知っている人と、見たことのある人たちばかりで、ラスターは安心しきっていた。でもそうだ。この王宮にいるのは、そんな人たちだけではない。見もしない、知りもしない人だってもちろんいるし、みんながみんな友好的な人たちだとは限らないのだ。
ここは外国で、ラスターのいたところとはまるきり違うところだ。シェリックやレーシェが過ごしたと言ってはいても、ラスターと直接関わりのある人はほとんどいないのだ。
――ここでは、誰が味方か敵かわかったもんじゃねえぞ。
シェリックの言葉が、遅まきながら身に染みる。親しみ深い人たちに囲まれていたから、ラスターには見えていなかっただけだ。

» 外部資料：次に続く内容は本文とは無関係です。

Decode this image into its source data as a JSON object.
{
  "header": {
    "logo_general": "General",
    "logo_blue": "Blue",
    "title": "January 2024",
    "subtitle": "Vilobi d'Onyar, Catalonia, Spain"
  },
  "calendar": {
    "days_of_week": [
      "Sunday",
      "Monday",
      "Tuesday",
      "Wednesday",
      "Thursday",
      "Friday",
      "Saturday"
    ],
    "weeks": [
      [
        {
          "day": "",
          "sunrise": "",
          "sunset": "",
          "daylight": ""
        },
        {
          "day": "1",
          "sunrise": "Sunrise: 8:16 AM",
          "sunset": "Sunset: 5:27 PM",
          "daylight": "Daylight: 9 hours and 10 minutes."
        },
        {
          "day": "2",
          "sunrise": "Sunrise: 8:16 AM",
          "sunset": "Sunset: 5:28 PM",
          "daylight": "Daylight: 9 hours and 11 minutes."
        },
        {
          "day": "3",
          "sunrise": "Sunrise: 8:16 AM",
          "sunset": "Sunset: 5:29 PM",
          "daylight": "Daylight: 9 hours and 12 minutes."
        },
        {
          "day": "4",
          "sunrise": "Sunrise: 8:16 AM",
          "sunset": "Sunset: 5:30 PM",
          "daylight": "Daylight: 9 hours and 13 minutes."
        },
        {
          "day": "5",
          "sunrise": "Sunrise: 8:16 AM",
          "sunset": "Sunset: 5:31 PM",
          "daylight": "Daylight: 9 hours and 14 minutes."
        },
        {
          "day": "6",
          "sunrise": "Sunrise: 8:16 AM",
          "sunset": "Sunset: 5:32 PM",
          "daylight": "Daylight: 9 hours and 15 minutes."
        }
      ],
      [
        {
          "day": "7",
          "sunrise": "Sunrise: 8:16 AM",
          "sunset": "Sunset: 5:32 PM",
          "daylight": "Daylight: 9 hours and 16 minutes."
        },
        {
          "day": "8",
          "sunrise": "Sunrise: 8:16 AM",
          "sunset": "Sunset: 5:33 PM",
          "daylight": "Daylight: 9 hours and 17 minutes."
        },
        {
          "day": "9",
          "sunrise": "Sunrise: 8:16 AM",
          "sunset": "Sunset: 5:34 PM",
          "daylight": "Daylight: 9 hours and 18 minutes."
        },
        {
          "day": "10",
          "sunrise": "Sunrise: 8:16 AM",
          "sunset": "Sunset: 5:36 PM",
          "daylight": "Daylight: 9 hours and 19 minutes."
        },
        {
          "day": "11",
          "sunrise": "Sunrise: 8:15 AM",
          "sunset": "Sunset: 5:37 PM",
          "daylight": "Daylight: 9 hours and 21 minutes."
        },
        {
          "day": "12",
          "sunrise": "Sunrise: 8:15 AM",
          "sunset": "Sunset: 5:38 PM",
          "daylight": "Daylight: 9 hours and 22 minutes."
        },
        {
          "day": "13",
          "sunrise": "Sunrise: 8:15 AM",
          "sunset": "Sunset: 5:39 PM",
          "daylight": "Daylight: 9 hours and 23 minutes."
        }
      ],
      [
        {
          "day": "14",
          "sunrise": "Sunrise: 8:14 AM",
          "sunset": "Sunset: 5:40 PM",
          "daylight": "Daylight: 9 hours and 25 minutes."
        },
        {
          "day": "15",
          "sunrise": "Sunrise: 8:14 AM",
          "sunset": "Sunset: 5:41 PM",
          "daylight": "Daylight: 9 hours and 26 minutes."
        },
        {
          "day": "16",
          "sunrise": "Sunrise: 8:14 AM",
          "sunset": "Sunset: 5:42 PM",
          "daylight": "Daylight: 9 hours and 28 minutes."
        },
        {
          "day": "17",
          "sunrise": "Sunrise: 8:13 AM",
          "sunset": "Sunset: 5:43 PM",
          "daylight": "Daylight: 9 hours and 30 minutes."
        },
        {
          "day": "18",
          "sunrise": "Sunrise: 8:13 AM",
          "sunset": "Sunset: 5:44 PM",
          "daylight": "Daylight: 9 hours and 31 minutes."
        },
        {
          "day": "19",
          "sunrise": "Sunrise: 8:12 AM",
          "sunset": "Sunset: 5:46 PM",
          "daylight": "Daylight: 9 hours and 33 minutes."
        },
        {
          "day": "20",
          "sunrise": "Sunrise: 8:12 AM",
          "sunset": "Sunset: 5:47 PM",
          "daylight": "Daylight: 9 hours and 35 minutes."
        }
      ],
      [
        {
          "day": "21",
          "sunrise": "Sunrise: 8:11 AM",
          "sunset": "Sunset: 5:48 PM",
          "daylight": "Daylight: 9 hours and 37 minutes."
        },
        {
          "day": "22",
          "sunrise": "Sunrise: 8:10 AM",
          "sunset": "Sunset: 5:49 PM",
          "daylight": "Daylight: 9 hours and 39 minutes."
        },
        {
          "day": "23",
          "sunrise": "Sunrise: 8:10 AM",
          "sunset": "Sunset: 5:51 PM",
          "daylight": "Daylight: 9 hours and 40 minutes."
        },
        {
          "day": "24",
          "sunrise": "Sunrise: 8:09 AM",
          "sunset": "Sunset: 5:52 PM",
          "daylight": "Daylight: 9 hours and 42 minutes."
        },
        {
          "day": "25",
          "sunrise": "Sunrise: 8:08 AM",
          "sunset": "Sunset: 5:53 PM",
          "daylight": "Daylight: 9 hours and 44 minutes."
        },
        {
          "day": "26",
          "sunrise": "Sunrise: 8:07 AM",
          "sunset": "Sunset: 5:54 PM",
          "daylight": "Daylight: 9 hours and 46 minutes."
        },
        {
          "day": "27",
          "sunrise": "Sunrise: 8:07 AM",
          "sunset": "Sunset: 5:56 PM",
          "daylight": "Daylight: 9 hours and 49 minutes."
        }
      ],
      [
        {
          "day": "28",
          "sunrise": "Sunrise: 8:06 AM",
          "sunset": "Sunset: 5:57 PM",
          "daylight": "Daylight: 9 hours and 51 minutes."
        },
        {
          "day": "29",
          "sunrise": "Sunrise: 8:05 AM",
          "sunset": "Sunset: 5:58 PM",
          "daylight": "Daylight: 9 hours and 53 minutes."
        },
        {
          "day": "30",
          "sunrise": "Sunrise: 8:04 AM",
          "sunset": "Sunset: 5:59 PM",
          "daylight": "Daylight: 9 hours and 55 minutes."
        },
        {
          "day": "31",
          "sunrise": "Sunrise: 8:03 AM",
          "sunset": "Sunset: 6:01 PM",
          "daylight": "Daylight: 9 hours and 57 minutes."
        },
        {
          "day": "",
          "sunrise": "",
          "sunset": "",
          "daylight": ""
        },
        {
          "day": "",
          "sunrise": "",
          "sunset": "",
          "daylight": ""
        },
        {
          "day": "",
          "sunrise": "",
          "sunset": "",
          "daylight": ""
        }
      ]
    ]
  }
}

「あんたが認めてほしいっていうんなら、実力を示せばいい」
妙なことを言われた気がして、その人をぽかんと仰いだ。
「アルティナは実力がすべてだ。あんたがレーシェ殿の娘だろうが何だろうが、あんた自身の力を示せばあいつだって納得するだろ」
「……そうかな?」
「多分な」
この人はどうなのだろう――
そんなの、訊かなくたってわかる。この人はそれで認めてくれるだろう。今はラスターを認めていなくたって、いずれは認める可能性があるのだと言ってくれているのだ。

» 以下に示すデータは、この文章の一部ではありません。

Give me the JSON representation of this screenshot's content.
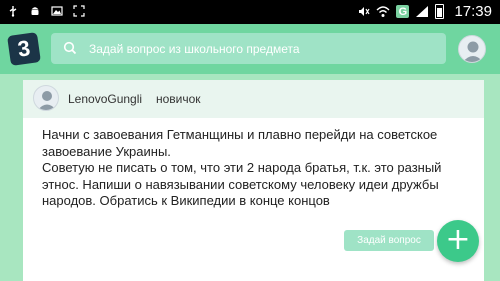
{
  "status_bar": {
    "time": "17:39",
    "notification_icons": [
      "usb-icon",
      "android-icon",
      "gallery-icon",
      "screenshot-icon"
    ],
    "system_icons": [
      "mute-icon",
      "wifi-icon",
      "google-icon",
      "signal-icon",
      "battery-icon"
    ]
  },
  "app_bar": {
    "logo_text": "3",
    "search_placeholder": "Задай вопрос из школьного предмета"
  },
  "answer": {
    "username": "LenovoGungli",
    "rank": "новичок",
    "paragraph_1": "Начни с завоевания Гетманщины и плавно перейди на советское завоевание Украины.",
    "paragraph_2": "Советую не писать о том, что эти 2 народа братья, т.к. это разный этнос. Напиши о навязывании советскому человеку идеи дружбы народов. Обратись к Википедии в конце концов"
  },
  "actions": {
    "ask_button_label": "Задай вопрос",
    "fab_symbol": "+"
  },
  "colors": {
    "page_background": "#a8e6c0",
    "app_bar": "#6fd6a0",
    "logo_background": "#1b3447",
    "fab": "#3cc98a"
  }
}
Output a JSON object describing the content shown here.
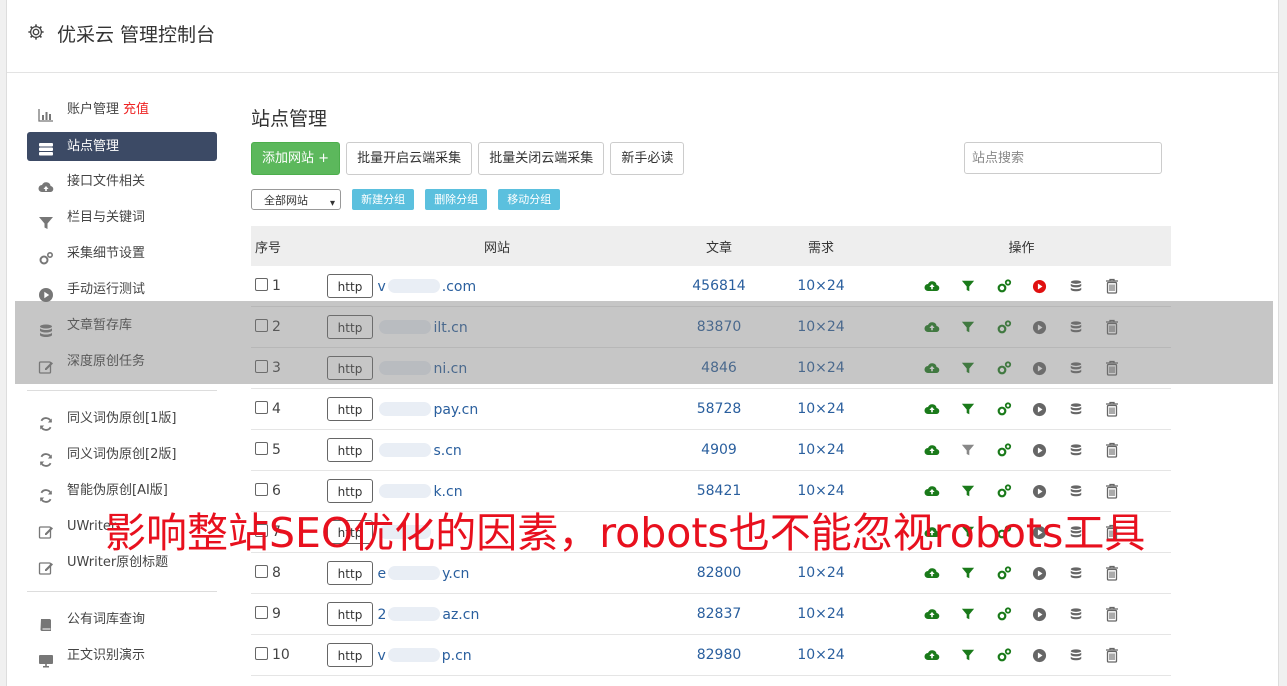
{
  "header": {
    "title": "优采云 管理控制台"
  },
  "sidebar": {
    "group1": [
      {
        "label": "账户管理",
        "badge": "充值",
        "icon": "bar-chart-icon"
      },
      {
        "label": "站点管理",
        "icon": "server-icon",
        "active": true
      },
      {
        "label": "接口文件相关",
        "icon": "cloud-upload-icon"
      },
      {
        "label": "栏目与关键词",
        "icon": "filter-icon"
      },
      {
        "label": "采集细节设置",
        "icon": "cogs-icon"
      },
      {
        "label": "手动运行测试",
        "icon": "play-icon"
      },
      {
        "label": "文章暂存库",
        "icon": "database-icon"
      },
      {
        "label": "深度原创任务",
        "icon": "edit-icon"
      }
    ],
    "group2": [
      {
        "label": "同义词伪原创[1版]",
        "icon": "refresh-icon"
      },
      {
        "label": "同义词伪原创[2版]",
        "icon": "refresh-icon"
      },
      {
        "label": "智能伪原创[AI版]",
        "icon": "refresh-icon"
      },
      {
        "label": "UWriter",
        "icon": "edit-icon"
      },
      {
        "label": "UWriter原创标题",
        "icon": "edit-icon"
      }
    ],
    "group3": [
      {
        "label": "公有词库查询",
        "icon": "book-icon"
      },
      {
        "label": "正文识别演示",
        "icon": "monitor-icon"
      }
    ]
  },
  "main": {
    "title": "站点管理",
    "buttons": {
      "add": "添加网站 +",
      "batch_on": "批量开启云端采集",
      "batch_off": "批量关闭云端采集",
      "guide": "新手必读"
    },
    "search_placeholder": "站点搜索",
    "group_select": "全部网站",
    "group_buttons": {
      "new": "新建分组",
      "delete": "删除分组",
      "move": "移动分组"
    },
    "columns": {
      "no": "序号",
      "site": "网站",
      "articles": "文章",
      "demand": "需求",
      "ops": "操作"
    },
    "rows": [
      {
        "no": "1",
        "proto": "http",
        "pre": "v",
        "post": ".com",
        "articles": "456814",
        "demand": "10×24",
        "filter_on": true,
        "play_red": true
      },
      {
        "no": "2",
        "proto": "http",
        "pre": "",
        "post": "ilt.cn",
        "articles": "83870",
        "demand": "10×24",
        "filter_on": true,
        "play_red": false
      },
      {
        "no": "3",
        "proto": "http",
        "pre": "",
        "post": "ni.cn",
        "articles": "4846",
        "demand": "10×24",
        "filter_on": true,
        "play_red": false
      },
      {
        "no": "4",
        "proto": "http",
        "pre": "",
        "post": "pay.cn",
        "articles": "58728",
        "demand": "10×24",
        "filter_on": true,
        "play_red": false
      },
      {
        "no": "5",
        "proto": "http",
        "pre": "",
        "post": "s.cn",
        "articles": "4909",
        "demand": "10×24",
        "filter_on": false,
        "play_red": false
      },
      {
        "no": "6",
        "proto": "http",
        "pre": "",
        "post": "k.cn",
        "articles": "58421",
        "demand": "10×24",
        "filter_on": true,
        "play_red": false
      },
      {
        "no": "7",
        "proto": "http",
        "pre": "",
        "post": "",
        "articles": "",
        "demand": "",
        "filter_on": true,
        "play_red": false
      },
      {
        "no": "8",
        "proto": "http",
        "pre": "e",
        "post": "y.cn",
        "articles": "82800",
        "demand": "10×24",
        "filter_on": true,
        "play_red": false
      },
      {
        "no": "9",
        "proto": "http",
        "pre": "2",
        "post": "az.cn",
        "articles": "82837",
        "demand": "10×24",
        "filter_on": true,
        "play_red": false
      },
      {
        "no": "10",
        "proto": "http",
        "pre": "v",
        "post": "p.cn",
        "articles": "82980",
        "demand": "10×24",
        "filter_on": true,
        "play_red": false
      }
    ]
  },
  "banner": {
    "text": "影响整站SEO优化的因素，robots也不能忽视robots工具"
  },
  "colors": {
    "sidebar_active": "#3c4a65",
    "green": "#5cb85c",
    "info": "#5bc0de",
    "link": "#2a5f9e",
    "banner": "#e8101e"
  }
}
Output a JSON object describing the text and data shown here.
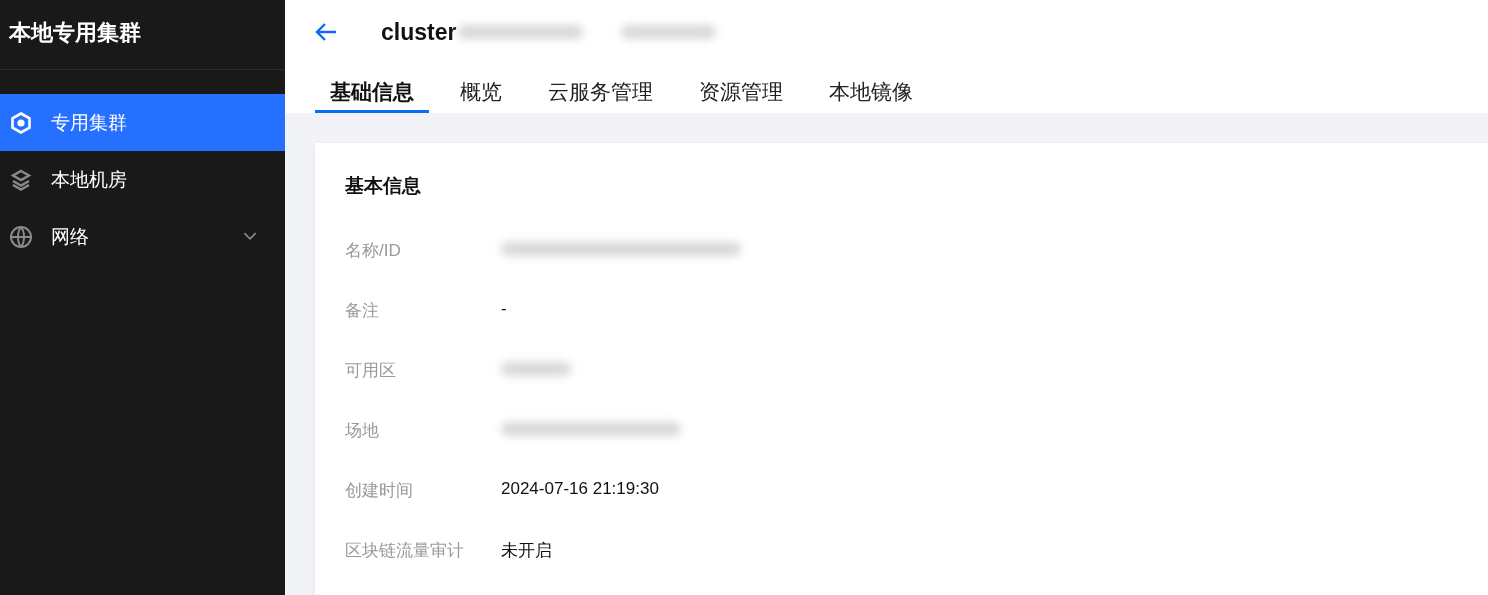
{
  "sidebar": {
    "title": "本地专用集群",
    "items": [
      {
        "label": "专用集群",
        "kind": "link",
        "selected": true
      },
      {
        "label": "本地机房",
        "kind": "link",
        "selected": false
      },
      {
        "label": "网络",
        "kind": "group",
        "selected": false
      }
    ]
  },
  "header": {
    "title": "cluster"
  },
  "tabs": [
    {
      "label": "基础信息",
      "selected": true
    },
    {
      "label": "概览",
      "selected": false
    },
    {
      "label": "云服务管理",
      "selected": false
    },
    {
      "label": "资源管理",
      "selected": false
    },
    {
      "label": "本地镜像",
      "selected": false
    }
  ],
  "card": {
    "title": "基本信息",
    "rows": [
      {
        "label": "名称/ID",
        "kind": "redacted"
      },
      {
        "label": "备注",
        "kind": "text",
        "value": "-"
      },
      {
        "label": "可用区",
        "kind": "redacted"
      },
      {
        "label": "场地",
        "kind": "redacted"
      },
      {
        "label": "创建时间",
        "kind": "text",
        "value": "2024-07-16 21:19:30"
      },
      {
        "label": "区块链流量审计",
        "kind": "text",
        "value": "未开启"
      }
    ]
  }
}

嫌われているわけではない。この人にはちゃんとした理由があって、彼女にも理由がある。変えられる方法があるなら、そうすればいい。
「――わかった、ありがとう。ええと……」
「グレイだ。あんたは?」
教えてくれた名前に顔が緩む。嫌われているのではないのだと知っても、名乗ってくれないと思っていた。彼女と同じように、この人も名乗りを上げはしないと。
「ラスターだよ。ありがとう、グレイ!」
「どういたしましてと言いたいところだが、なんとかするのはあんただ。ラスター」
グレイは再び鍋の傍へと戻っていく。点けられた火が待ちわびたとばかりに鍋をにぎやかにして、漂う香りも強くなる。
愛想はあまりない。味方でもないのだと思う。それでも悪い人ではないようで、ラスターはほんの少しだけ元気をもらった。